In Linux, a coredump is the log of a crash of an executable. This is generated when a process receives a variety of different signals, such as SIGSEGV. The coredump can be used to explore the memory of the process at the time of a crash.
Every process has many attributes. One of these attributes is the
dumpable property. This is used to determine whether to generate a core file for a crashing process. There are three values for this:
- 0 - Process is not dumpable, and core file won’t be created.
- 1- Process is dumpable.
- 2 - Dump created only if core_pattern is an absolute path or a pipe to a program (suidsafe).
Linux gives the ability to run a program as another user called setuid. Of course, we do not want a coredump to occur, as this could leaks secrets from the program. In order to prevent this from happening, the dumpable value of a setuid binary should be set to 0 instead of 1 at process creation.
This check is done by comparing the Real Id for a user or group to the Effective Id of a user or group. If the process has a real user ID (the actual uid of the user) that is different than the effective (the executed binaries user), then the dumpable attribute is set to 0.
This begs the question: "What would be the dumpable value of a child of a suid process?” A child process would have the dumpable value of 1 if the suid process dropped its privileges. Here is the attack idea: if a suid binary creates a child process that is not suid without dropping the permissions, then a core dump could occur. With this insight, it is time to find an application that this is true in that we can cause to crash!
After investigating, they found that sudo (in some non-standard configurations) was a good candidate. In some setups of sudo, all users can execute a binary as any other user. In the example they use true, which has literally no logic what-so-ever. When true is executed via sudo, the fork call does NOT drop permissions. Because true does not have the setuid bit, the dumpable value is set to 1 when we execute this.
If we can find a crash, this will work! Luckily for us, there are many environmental ways to make a program easily crash:
- Using 'RLIMIT_CPU' to to limit the amount of resources in the program.
- CTRL + \ or
SIGQUIT will stop the process immediately and trigger a coredump.
When using sudo, only some ENV variables are passed through. Because of this, we need to be careful with how we make a coredump happen at a location of our choosing. One of them is the XAUTHORITY ENV variable. By including information into this (that we control), we can control part of the coredump that we are writing.
The program
Logrotate is used generally for automatic rotation, compression, removal, and mailing of log files. Logrotate is extremely lax in how it interrupts files (it ignores binary data), being an ideal candidate once we have a file write primitive. By writing a coredump to the logrotate directory, we can force a string in the
XAUTHORITY to be executed.
The exploit flow goes like this:
- set XAUTHORITY to our logrotate configuration so it will be in child’s memory.
- chdir into
/etc/logrotate. Now, the coredump will occur here.
- Crash the program. This can be done with the
SIGQUIT signal or playing with the CPUs.
- execve our privileged sudo command (true binary in our example) via logrotate.
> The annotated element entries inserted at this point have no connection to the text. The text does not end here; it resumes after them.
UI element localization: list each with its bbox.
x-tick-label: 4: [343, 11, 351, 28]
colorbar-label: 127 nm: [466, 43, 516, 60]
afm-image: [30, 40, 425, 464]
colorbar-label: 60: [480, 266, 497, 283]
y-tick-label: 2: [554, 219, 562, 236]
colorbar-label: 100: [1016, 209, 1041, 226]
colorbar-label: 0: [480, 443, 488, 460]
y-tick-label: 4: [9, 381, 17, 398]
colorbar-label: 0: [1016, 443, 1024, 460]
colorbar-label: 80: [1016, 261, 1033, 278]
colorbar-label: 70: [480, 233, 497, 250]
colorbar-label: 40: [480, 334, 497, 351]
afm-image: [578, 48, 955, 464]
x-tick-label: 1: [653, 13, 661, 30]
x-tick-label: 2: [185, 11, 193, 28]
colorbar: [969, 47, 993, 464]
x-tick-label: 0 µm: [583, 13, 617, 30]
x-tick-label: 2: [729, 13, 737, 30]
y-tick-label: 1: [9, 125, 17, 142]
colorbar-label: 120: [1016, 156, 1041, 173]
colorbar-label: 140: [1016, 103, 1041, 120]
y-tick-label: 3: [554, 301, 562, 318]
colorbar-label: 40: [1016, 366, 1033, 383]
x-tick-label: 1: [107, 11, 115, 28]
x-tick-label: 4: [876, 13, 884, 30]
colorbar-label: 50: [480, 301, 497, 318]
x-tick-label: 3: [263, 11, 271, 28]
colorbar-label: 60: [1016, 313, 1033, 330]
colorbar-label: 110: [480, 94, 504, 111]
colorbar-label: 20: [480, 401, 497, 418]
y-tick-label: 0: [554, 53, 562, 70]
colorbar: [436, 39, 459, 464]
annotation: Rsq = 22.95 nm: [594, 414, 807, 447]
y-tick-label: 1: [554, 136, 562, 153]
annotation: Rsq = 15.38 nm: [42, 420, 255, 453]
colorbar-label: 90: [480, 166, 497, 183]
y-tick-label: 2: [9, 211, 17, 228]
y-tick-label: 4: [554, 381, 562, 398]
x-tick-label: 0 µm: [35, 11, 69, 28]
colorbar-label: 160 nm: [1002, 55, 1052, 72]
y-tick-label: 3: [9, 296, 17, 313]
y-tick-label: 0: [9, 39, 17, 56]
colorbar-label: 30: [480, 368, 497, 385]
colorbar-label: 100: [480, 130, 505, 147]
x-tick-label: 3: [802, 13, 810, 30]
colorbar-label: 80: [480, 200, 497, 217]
A second approach was found using Pluggable Authentication Modules (PAM) in Linux. PAM is used by su which will eventually use several external binaries. A code path that does this can be reached only if SELinux is enabled. By using the same method as before with su and the PAM modules, a coredump can be put into logrotate to execute code down the code.
The most interesting part of the post is that there is no true fix for this at the moment. coredumps are an important part of Linux debugging that need to be created. This post used a subtle quirk in the checking of the dumpable property (that is NOT trivial to fix) and expected functionality for crashing binaries in order to cause a coredump in a bad place.
Overall, amazing article with great insight into how Linux and the coredump mechanics work. Not all of the bugs are fixable or caused by memory corruption; some of them are logic flaws.